Radiologists often lack clinical assessments of ED patients

Diagnostic imaging can be an impediment to the efficiency of hospital emergency department (ED) patient throughput, even with the benefits that digital imaging modalities, radiology information systems (RIS), and digital image management systems (PACS) provide. With improvements in imaging technology, ED clinical providers increasingly rely on diagnostic imaging to provide rapid diagnoses. Not only has the volume of emergency patient-related imaging increased, but it is well documented that emergency physicians may not order the most appropriate exams, something that integrated clinical decision support systems (CDS) with electronic exam ordering may curtail.

To shorten ED length of stay (LOS), some researchers theorize that imaging is moving earlier in the ED patient timeline. This makes it more difficult for ED providers to order the correct examination, and also results in a lack of clinical information provided to a radiologist since less is known about the patient. This lack of clinical information may impact diagnostic accuracy and increase reporting turnaround time.

To determine the severity of the problem, radiologists at Emory University School of Medicine in Atlanta retrospectively evaluated 600 consecutive imaging studies of patients arriving at the emergency departments of three university-affiliated hospitals. The authors’ objective was to evaluate the proportion of 200 computed tomography (CT), 200 radiography, and 200 ultrasound exams ordered or interpreted prior to a documented clinical assessment. In Emergency Radiology, they reported that one-third of patients had an incomplete clinical assessment performed prior to image interpretation.

The authors documented ED arrival/departure/length of stay, time of radiology order entry/study completion/report availability, patient demographics, clinical indications, and lab dates and times. For each modality subgroup, the researchers identified the proportion of cases in which the imaging examination was completed before the triage note, the proportion of cases where the radiology report was available before the triage note, and the proportion of cases in which either the imaging examination or its report was completed before the emergency department report.

The findings

Principal investigator Tarek N. Hanna, MD, of the Division of Emergency Radiology of Emory University Department of Radiology and Imaging Sciences, and colleagues determined that 8-10% of advanced imaging examinations were ordered and completed before the emergency department provider clinical note was even started. For radiographs, this percentage increased to 25.5%. In 20% of radiography, 7% of CT, and 6% of ultrasound cases, radiologists did not have any written documentation from the provider that they could reference when completing their diagnostic interpretations.

With respect to the emergency departments’ workflow efficiency, the average time from patient admission to ordering imaging exams was 90.25 minutes. An average of 71.49 minutes passed from order entry to exam completion. The turnaround time from exam completion to radiology report completion averaged 33.4 minutes. To the surprise of the researchers, incomplete clinical information had no impact on radiologists’ turnaround times.

The study did not assess whether the radiologists’ diagnoses were compromised by lack of clinical information, or whether they had telephoned the emergency department to obtain additional information. Dr. Hanna told Applied Radiology that the team hoped to conduct further studies on the impact of incomplete clinical information on radiology interpretative accuracy.

It was not a surprise that patients having CT exams experienced a slightly longer length of stay than those who had X-ray exams. The length of stay for these patients averaged 5.73 hours compared to 5.18 hours. “We know that LOS in the ED is highly correlated to patient satisfaction, and so it’s important for us in radiology to work with our colleagues in the ED to get our patients appropriately imaged, treated, and discharged as efficiently as possible,” Dr. Hanna said.
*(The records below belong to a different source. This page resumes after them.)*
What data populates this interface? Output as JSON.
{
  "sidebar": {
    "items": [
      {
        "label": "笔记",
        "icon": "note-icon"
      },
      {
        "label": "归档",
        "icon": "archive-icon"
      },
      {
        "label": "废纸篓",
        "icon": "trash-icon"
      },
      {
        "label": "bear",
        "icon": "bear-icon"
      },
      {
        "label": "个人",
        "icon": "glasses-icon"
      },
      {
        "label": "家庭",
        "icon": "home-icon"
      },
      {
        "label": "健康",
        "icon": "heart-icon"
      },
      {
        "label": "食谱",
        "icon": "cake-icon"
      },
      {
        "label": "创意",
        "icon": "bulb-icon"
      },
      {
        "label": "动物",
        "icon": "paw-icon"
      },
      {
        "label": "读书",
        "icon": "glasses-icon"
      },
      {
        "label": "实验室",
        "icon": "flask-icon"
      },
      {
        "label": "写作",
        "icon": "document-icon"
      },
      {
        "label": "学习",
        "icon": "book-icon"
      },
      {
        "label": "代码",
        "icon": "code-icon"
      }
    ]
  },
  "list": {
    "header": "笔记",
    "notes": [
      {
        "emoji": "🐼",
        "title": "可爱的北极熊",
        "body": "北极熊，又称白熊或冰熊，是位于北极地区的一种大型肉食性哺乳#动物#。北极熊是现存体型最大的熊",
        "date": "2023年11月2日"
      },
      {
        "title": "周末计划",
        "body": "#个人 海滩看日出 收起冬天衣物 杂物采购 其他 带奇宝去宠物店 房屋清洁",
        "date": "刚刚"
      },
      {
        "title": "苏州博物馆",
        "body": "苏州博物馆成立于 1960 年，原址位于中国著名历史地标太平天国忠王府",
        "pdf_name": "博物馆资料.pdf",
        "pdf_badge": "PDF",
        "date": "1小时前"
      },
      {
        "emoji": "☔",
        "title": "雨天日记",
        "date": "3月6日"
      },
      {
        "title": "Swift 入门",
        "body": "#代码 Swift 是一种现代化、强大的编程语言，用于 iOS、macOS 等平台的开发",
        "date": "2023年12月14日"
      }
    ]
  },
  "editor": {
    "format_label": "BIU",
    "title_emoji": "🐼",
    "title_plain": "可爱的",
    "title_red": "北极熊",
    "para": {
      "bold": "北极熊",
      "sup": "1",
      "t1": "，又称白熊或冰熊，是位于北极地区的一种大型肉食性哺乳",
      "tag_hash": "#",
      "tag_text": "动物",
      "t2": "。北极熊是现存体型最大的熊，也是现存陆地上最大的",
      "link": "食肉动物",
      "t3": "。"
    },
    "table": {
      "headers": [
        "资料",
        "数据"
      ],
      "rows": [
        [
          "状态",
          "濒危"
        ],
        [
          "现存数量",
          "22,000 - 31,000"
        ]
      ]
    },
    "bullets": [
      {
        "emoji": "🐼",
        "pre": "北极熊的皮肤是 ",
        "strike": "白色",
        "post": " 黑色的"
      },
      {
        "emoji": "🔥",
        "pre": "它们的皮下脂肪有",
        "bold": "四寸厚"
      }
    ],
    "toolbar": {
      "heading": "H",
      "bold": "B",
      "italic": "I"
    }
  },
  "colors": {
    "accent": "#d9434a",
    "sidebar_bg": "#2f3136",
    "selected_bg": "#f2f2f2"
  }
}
The authors also noted that “the cost of diagnostic tests in the ED must be balanced against effects on ED length of stay, as time in the ED has economic cost for the provider, healthcare system, and patient. As such, expensive diagnostic tests which significantly decrease ED length of stay may in fact save money when viewed from a cost-benefit basis.”

The authors recommend that if radiologists have access to a more complete clinical assessment, diagnostic imaging resources may be more efficiently and appropriately utilized. They advocate policy changes to this effect within hospitals and encourage shared decision making with radiologists by emergency physicians to order the most appropriate exams needed for clinical indications that may not be as yet formally documented.

REFERENCE

  1. Hanna TN, Rohatgi S, Shekhani HN, et al. Clinical information available during emergency department imaging order entry and radiologist interpretation. Emerg Radiol. 24; 4: 361-367.